I have been reworking my quilting prices lately, because it’s tax season. I need to make a profit so the IRS will not audit me and force me to become a hobby, where I cannot make a living. Turns out, I’m not making a living anyway. Lately, I’ve been figuring out how much I make hourly and it’s not much. I have been doing a lot of Heirloom Quilting for an average of $3.50 per hour. Granted, I am a slow quilter… well, I think I am a slow quilter. I’m pretty picky about what goes into a quilt and will pick out something that bothers me. I take it slow and careful a lot of times to get as close to the perfection as I can that I’d like to end up with. I really am trying to perfect my skills and also become faster in the process. My waiting list is too long for my liking. I really want to get those quilts back to the customers as quickly as I can. But, I do a lot of Custom and Heirloom quilting. Edge to Edge doesn’t take nearly as long. I think people don’t realize that I love doing that just as much as I love doing Custom and beyond.
I have also been seriously thinking of retiring the quilting business and have been applying for “regular” jobs, so that I can make at least minimum wage. Some of the “skill-less” jobs I’ve applied for pay almost $20 per hour. This blog post, written by my FaceBook friend, Andi Rudebusch, is a good explanation of why we charge more than our customers think they should pay. Click on the link below to see what she has to say.
One of the responses to Andi’s post was telling how much she paid her hairdresser… but he’s “worth it.” Think about it. How much do we pay our hairdressers? If I go to the cheapest place, I pay $15 for about 30 minutes of their time. That’s the equivalent of $30 per hour. Could I cut my hair myself? Yes. Do I want to? No.

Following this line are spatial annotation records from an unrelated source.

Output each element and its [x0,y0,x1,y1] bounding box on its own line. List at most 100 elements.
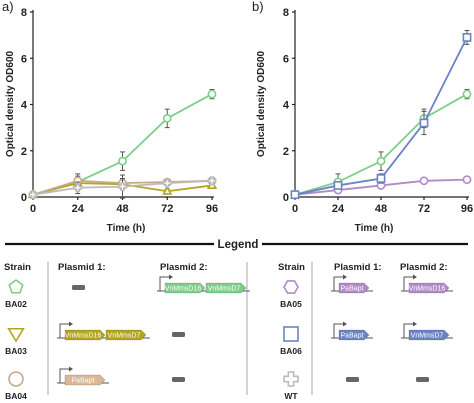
promoter-arrow-icon [343,321,347,327]
data-point-wt [28,190,38,200]
panel-label-a: a) [2,0,14,14]
legend-plasmid1-header: Plasmid 1: [334,262,382,273]
legend-marker-wt [283,371,299,387]
x-tick-label: 24 [332,203,345,215]
plasmid-construct: PgyrA VnMmsD16 [401,274,453,305]
y-tick-label: 2 [21,146,27,158]
gene-label: VnMmsD16 [65,333,102,340]
gene-arrow [64,374,106,386]
x-axis-label-b: Time (h) [355,223,394,234]
gene-arrow [105,329,147,341]
promoter-label: PgyrA [401,343,418,352]
gene-label: VnMmsD16 [409,286,446,293]
plasmid-construct: PgyrA VnMmsD16 VnMmsD7 [157,274,250,305]
y-tick-label: 6 [283,53,289,65]
x-tick-label: 72 [418,203,430,215]
data-point-ba06 [376,174,386,183]
series-line-ba06 [294,37,468,196]
y-tick-label: 4 [21,100,28,112]
legend-marker-ba03 [7,327,25,343]
legend-strain-header: Strain [4,262,31,273]
data-point-wt [73,183,83,193]
x-tick-label: 0 [292,203,298,215]
promoter-arrow-icon [413,274,417,280]
gene-arrow [338,329,370,341]
legend-strain-label: BA03 [5,346,27,356]
promoter-arrow-icon [59,368,69,383]
y-tick-label: 0 [21,192,27,204]
data-point-wt [118,182,127,191]
legend-strain-header: Strain [278,262,305,273]
promoter-arrow-icon [403,323,413,338]
legend-title: Legend [218,239,259,251]
y-tick-label: 8 [283,7,289,19]
gene-arrow [408,282,450,294]
promoter-label: PgyrA [157,296,174,305]
promoter-arrow-icon [333,323,343,338]
promoter-arrow-icon [413,321,417,327]
data-point-ba06 [333,181,343,190]
promoter-label: PthrC3 [331,343,351,352]
promoter-label: PthrC3 [57,388,77,397]
promoter-arrow-icon [333,276,343,291]
data-point-wt [207,176,217,186]
promoter-label: PgyrA [401,296,418,305]
promoter-arrow-icon [69,321,73,327]
data-point-ba06 [419,118,429,128]
gene-label: VnMmsD16 [165,286,202,293]
gene-label: VnMmsD7 [208,286,241,293]
legend-plasmid2-header: Plasmid 2: [160,262,208,273]
promoter-arrow-icon [403,276,413,291]
legend-strain-label: BA05 [280,299,302,309]
legend-plasmid2-header: Plasmid 2: [400,262,448,273]
y-axis-label-b: Optical density OD600 [256,50,267,157]
y-tick-label: 4 [283,100,290,112]
gene-label: PaBapt [341,286,364,293]
data-point-ba06 [462,33,472,42]
x-tick-label: 0 [30,203,36,215]
legend-table: Strain Plasmid 1: Plasmid 2: Strain Plasmid … [4,262,453,401]
y-tick-label: 0 [283,192,289,204]
legend-strain-label: WT [284,391,298,401]
panel-label-b: b) [252,0,264,14]
x-tick-label: 96 [461,203,473,215]
plasmid-construct: PgyrA VnMmsD7 [401,321,453,352]
data-point-wt [162,178,172,188]
x-axis-label-a: Time (h) [107,223,146,234]
y-tick-label: 8 [21,7,27,19]
promoter-arrow-icon [59,323,69,338]
x-tick-label: 48 [116,203,128,215]
empty-plasmid-dash [416,377,429,382]
data-point-ba02 [462,89,472,99]
empty-plasmid-dash [72,285,85,290]
data-point-ba05 [462,175,472,185]
promoter-arrow-icon [343,274,347,280]
gene-label: VnMmsD7 [108,333,141,340]
gene-label: VnMmsD7 [411,333,444,340]
legend-marker-ba06 [283,326,299,342]
gene-label: PaBapt [72,378,95,385]
plasmid-construct: PthrC3 PaBapt [331,274,373,305]
x-tick-label: 48 [375,203,387,215]
y-tick-label: 6 [21,53,27,65]
promoter-arrow-icon [169,274,173,280]
empty-plasmid-dash [172,377,185,382]
y-tick-label: 2 [283,146,289,158]
data-point-ba05 [419,176,429,186]
y-axis-label-a: Optical density OD600 [5,50,16,157]
promoter-label: PgyrA [57,343,74,352]
legend-marker-ba05 [283,280,299,294]
promoter-label: PthrC3 [331,296,351,305]
legend-strain-label: BA04 [5,391,27,401]
plasmid-construct: PthrC3 PaBapt [57,366,109,397]
plasmid-construct: PthrC3 PaBapt [331,321,373,352]
gene-arrow [64,329,106,341]
data-point-ba02 [162,113,172,123]
legend-marker-ba04 [8,371,24,387]
data-point-ba03 [162,186,173,195]
gene-arrow [205,282,247,294]
plasmid-construct: PgyrA VnMmsD16 VnMmsD7 [57,321,150,352]
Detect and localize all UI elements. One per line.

I really do love my job, and I hate to do this, but I will be raising my prices beginning June 15th. Until then, if the quilting cost is less than minimum wage for however long it takes me to get a quilt quilted, I will be charging at least minimum wage (half of that goes to withholding taxes, electricity and other overhead costs). If I don’t get a “real” job before then, I need to be able to pay my bills. In September, I sent my quilting machine in for service and, between shipping and the cost for it to be serviced, etc., it cost nearly $2,000. Yes, you read that right. I don’t want any of you to go into shock when I quote you a price, so I am forewarning you now. I love you all to death and hope you will stick with me, but I do understand if you need to move on. Thank you for sticking with me this long.